In recent years, Monte Carlo simulations have gained popularity among Agile practitioners. As a result, a growing number of platforms for Agile management have made them available or  integrate with complimentary platforms to provide this forecasting functionality.

Apply PDCA

PDCA is a cherished method for achieving continuous improvement within the team.

It consists of four steps that form a repeatable cycle for improving all of our processes, including forecasting. The steps of the cycle include planning, execution, reflection, and the definition of actionable takeaways for improvements:

  1. Plan
  2. Do
  3. Check
  4. Act

PDCA gives us the opportunity to improve our accuracy over time by following these four steps regularly.
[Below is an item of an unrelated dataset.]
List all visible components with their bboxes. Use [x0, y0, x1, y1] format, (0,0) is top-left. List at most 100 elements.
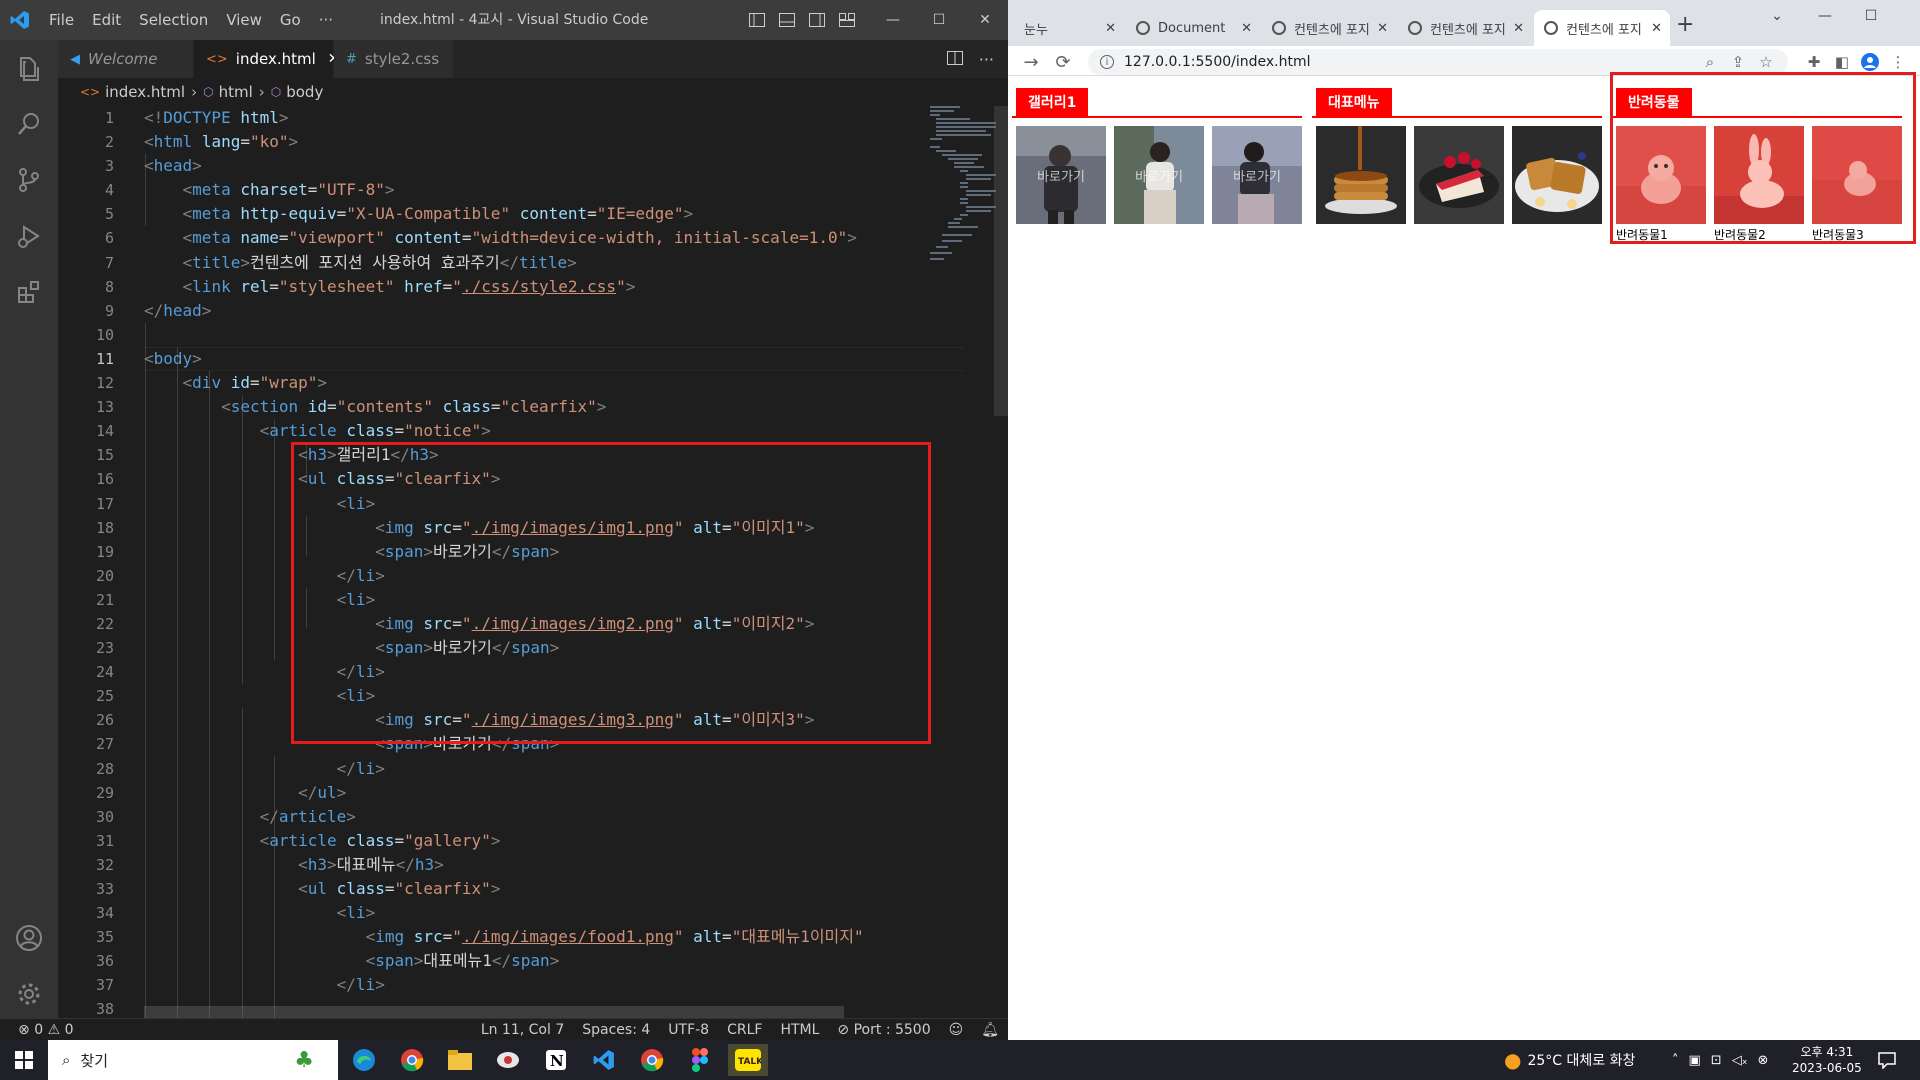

When it comes to improvement in our internal processes, our primary interest lies in the third and fourth stages of the cycle: check and act. 

When we plan our work, we forecast how long it would take to complete it and proceed to process it. At the delivery of a task or campaign, our forecast will either prove true or fail to reflect reality.

In both cases, PDCA encourages the team to analyze and reflect on what transpired.

If things didn’t go as planned and we deviated from the initial forecast, we can identify and point out the reasons for that as a team at the “check” stage of PDCA. If we achieved better efficiency than expected, we have to use this to our advantage and gain an understanding of the “why” so we can replicate it in future iterations. 

If we want our forecasting to become more accurate in the future, whatever improvements we discover we can make during the “check” phase of PDCA need to be implemented across the team process as part of the "act" stage of this cyclical process for improvements. 

Let’s Start Forecasting

Forecasting based on data is a powerful tool in the hands of any marketers that want to bring agility into every part of their work.

An analytical approach based on historical data has the potential to not only bring peace of mind for our stakeholders and the execution team, it also improves the likelihood of delivering customer value in a predictable manner.

Monitoring a number of key process metrics including throughput, velocity, cycle time, and lead time diligently over time will help our team make the most of forecasting in the marketing context. With these data points at our fingertips, we can communicate better service level expectations with our internal and external stakeholders and create realistic forecasts even on the campaign level.

To ensure that our forecasts statistically reflect the most probable outputs of our work, we can put our team's historical data to work by running it all through thousands of random simulations with the help of the Monte Carlo simulation technique. 

Further, we can continuously improve the way we generate our forecasts by applying the PDCA cycle with emphasis on its later stages: check and act.

Ready to hit the bullseye with your next forecast? Just try any of these proven techniques and be amazed at how truly accurate your predictions will become.